The FBI Released their annual report on fraud, and as we all expected the numbers showed a surge in reported fraud and scams for 2020. The FBI received a record number of complaints from the American public in 2020: 791,790, with reported losses exceeding $4.1 billion. That’s a 69% increase over 2019, and a doubling of reported fraud since 2018.
Fraud Reports Doubled in 2 Years
The number of reported frauds, which had been tracking at close to 300,000 a year, now seems on a path to hoover between 700,000 and 800,000 a year.
And the losses to consumers are mounting too. Consumers have reported $4.2 billion in losses during the pandemic, as compared to 2019 when consumers reported only 3.7 Billion in losses.
Scams Against Consumers Are Driving The Upward Trend in Fraud
BEC Scams drove roughly half of the losses consumers reported. Business E-mail Compromise (BEC) schemes continued to be the costliest: 19,369 complaints with an adjusted loss of approximately $1.8 billion. Phishing scams were also prominent: 241,342 complaints, with adjusted losses of over $54 million. The number of ransomware incidents also continues to rise, with 2,474 incidents reported in 2020.
BEC fraud gained more ground due to cryptocurrency scams. In 2020, the FBI observed an increase in the number of BEC/EAC complaints related to the use of identity theft and funds being converted to cryptocurrency. In these variations, we saw an initial victim being scammed in non-BEC/EAC situations to include Extortion, Tech Support, Romance scams, etc., that involved a victim providing a form of ID to a bad actor.
That identifying information was then used to establish a bank account to receive stolen BEC/EAC funds and then transferred to a cryptocurrency account.
The FBI Is Helping BEC Victims
The FBI established a team to help consumers. The Recovery Asset Team (RAT) was established in February 2018 to streamline communication with financial institutions and assist FBI field offices with the freezing of funds for victims who made transfers to domestic accounts under fraudulent pretenses.
The RAT team worked 1,303 cases in 2020 and was able to freeze approximately 380 million in funds before they were able to be taken by the fraudsters. They have an amazing 82% success rate.
The FBI has advice for consumers that have been victims of BEC scams, and in some cases if you report it early enough, they can help you recover your money.
- Contact the originating financial institution as soon as fraud is recognized to request a recall or reversal and a Hold Harmless Letter or Letter of Indemnity.
- File a detailed complaint with www.ic3.gov. It is vital the complaint contain all required data in provided fields, including banking information.
- Visit www.ic3.gov for updated PSAs regarding BEC trends as well as other fraud schemes targeting specific populations, like trends targeting real estate, pre-paid cards, and W-2s, for example.
- Never make any payment changes without verifying the change with the intended recipient; Verify email addresses are accurate when checking email on a cell phone or other mobile device.
Some Examples of Successful BEC Cases The FBI Helped Make Recoveries in 2020
In June 2020, the IC3 received a complaint filed by a victim company regarding a wire transfer of $60 million to a fraudulent overseas bank account in Hong Kong. The reported transaction date fell outside of the International Financial Fraud Kill Chain (FFKC) time frame for action; however, The IC3 RAT notified the Legal Attaché of Hong Kong and the St. Louis Field Office of the large dollar loss. Through the collaboration efforts of the IC3 RAT, the Legal Attaché of Hong Kong, and Hong Kong banking and law enforcement partners, the wire was located and immediatelyblocked from entering the beneficiary account in Hong Kong.
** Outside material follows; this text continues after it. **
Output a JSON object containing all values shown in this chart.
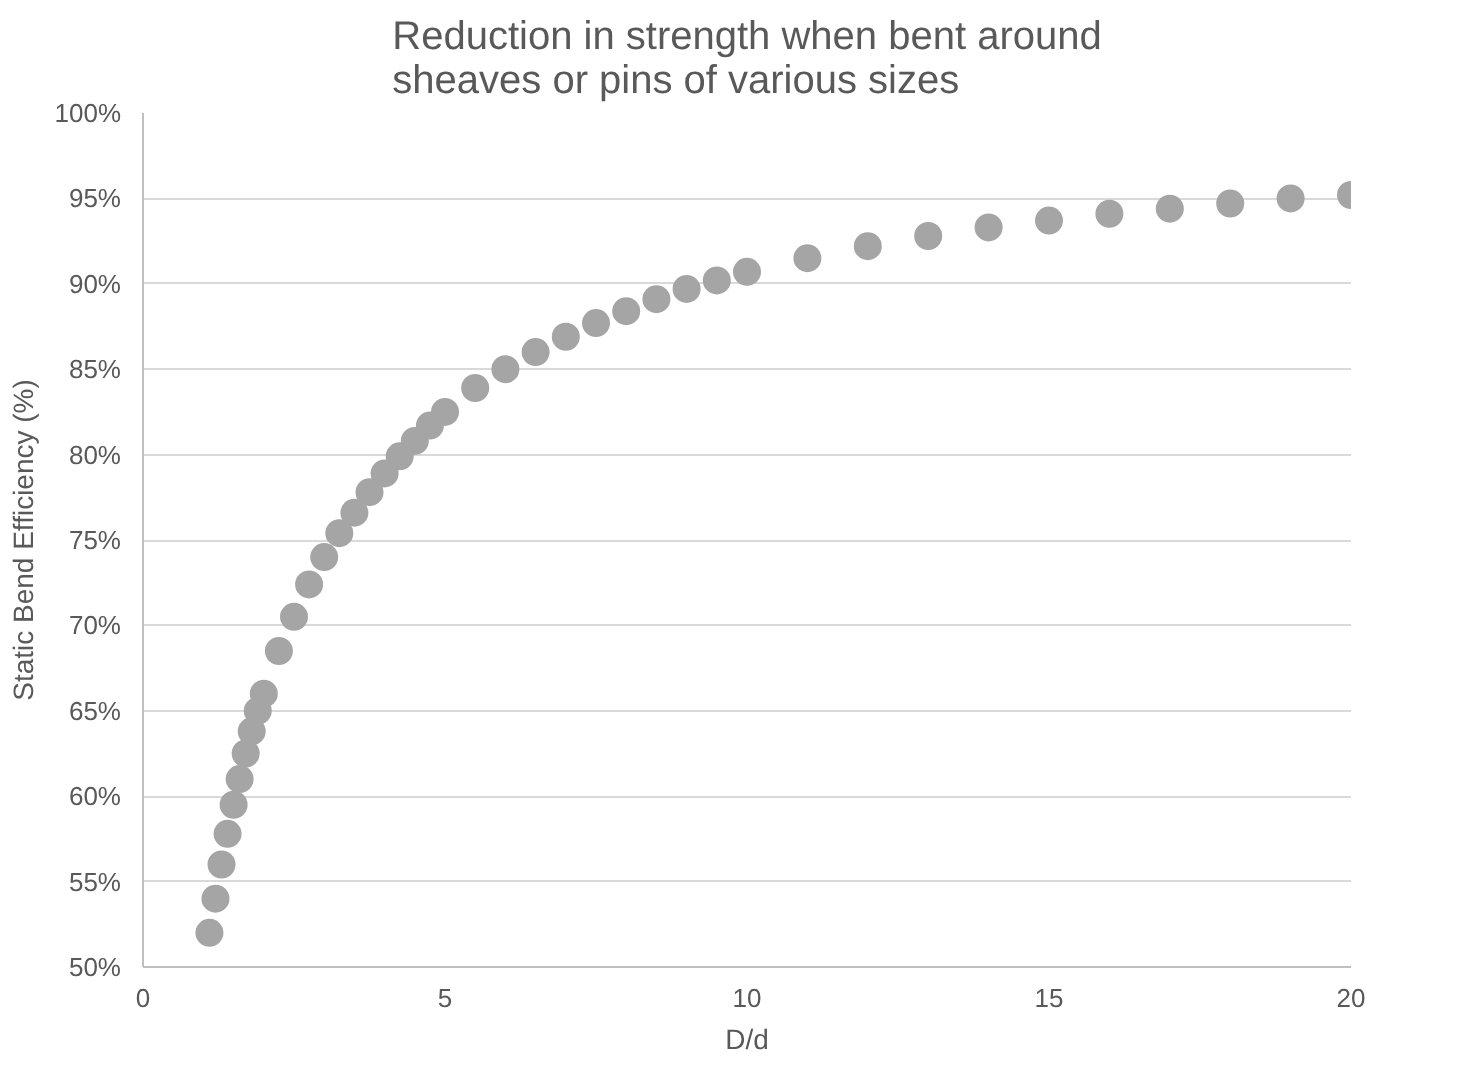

The St. Louis Field Office quickly contacted the victim of this incident to initiate a recall letter with the originating bank and Hong Kong Police. Through these efforts, the full amount of $60 million was returned to the victim.
In June 2020, the IC3 was notified of two fraudulent wires totaling $977,411 sent by a victim company specializing in hand sanitizer. The money was intended for an investment in ventilators due to the COVID-19 pandemic. Upon receipt of this notification, the RAT initiated the domestic FFKC to request the recipient financial institution freeze the associated account and any remaining funds. Collaboration with the beneficiary bank resulted in the more recent of the two transfers being frozen in full. The older transfer had already been depleted via wire to a cryptocurrency exchange at another financial institution. Collaboration with the bank, which housed the cryptocurrency account, and with the cryptocurrency account holder company resulted in tracing the wallet path of the funds upon being converted into Bitcoin.
In April 2020, the IC3 received a complaint from a health care victim regarding five wire transfers sent totaling more than $2 million. The RAT Team initiated the FFKC and, after collaboration with the financial institution, holds were placed on the funds to allow the victim time for the indemnification process. Later inquiries into the recipient account number by the IC3 RaID Team found additional suspicious activity information from financial databases on the possible money mules involved with the account. This information was then compiled into two targeting packages and forwarded to the Houston Field Office for case enhancement purposes.
It’s great to see the FBI helping so many victims of scams.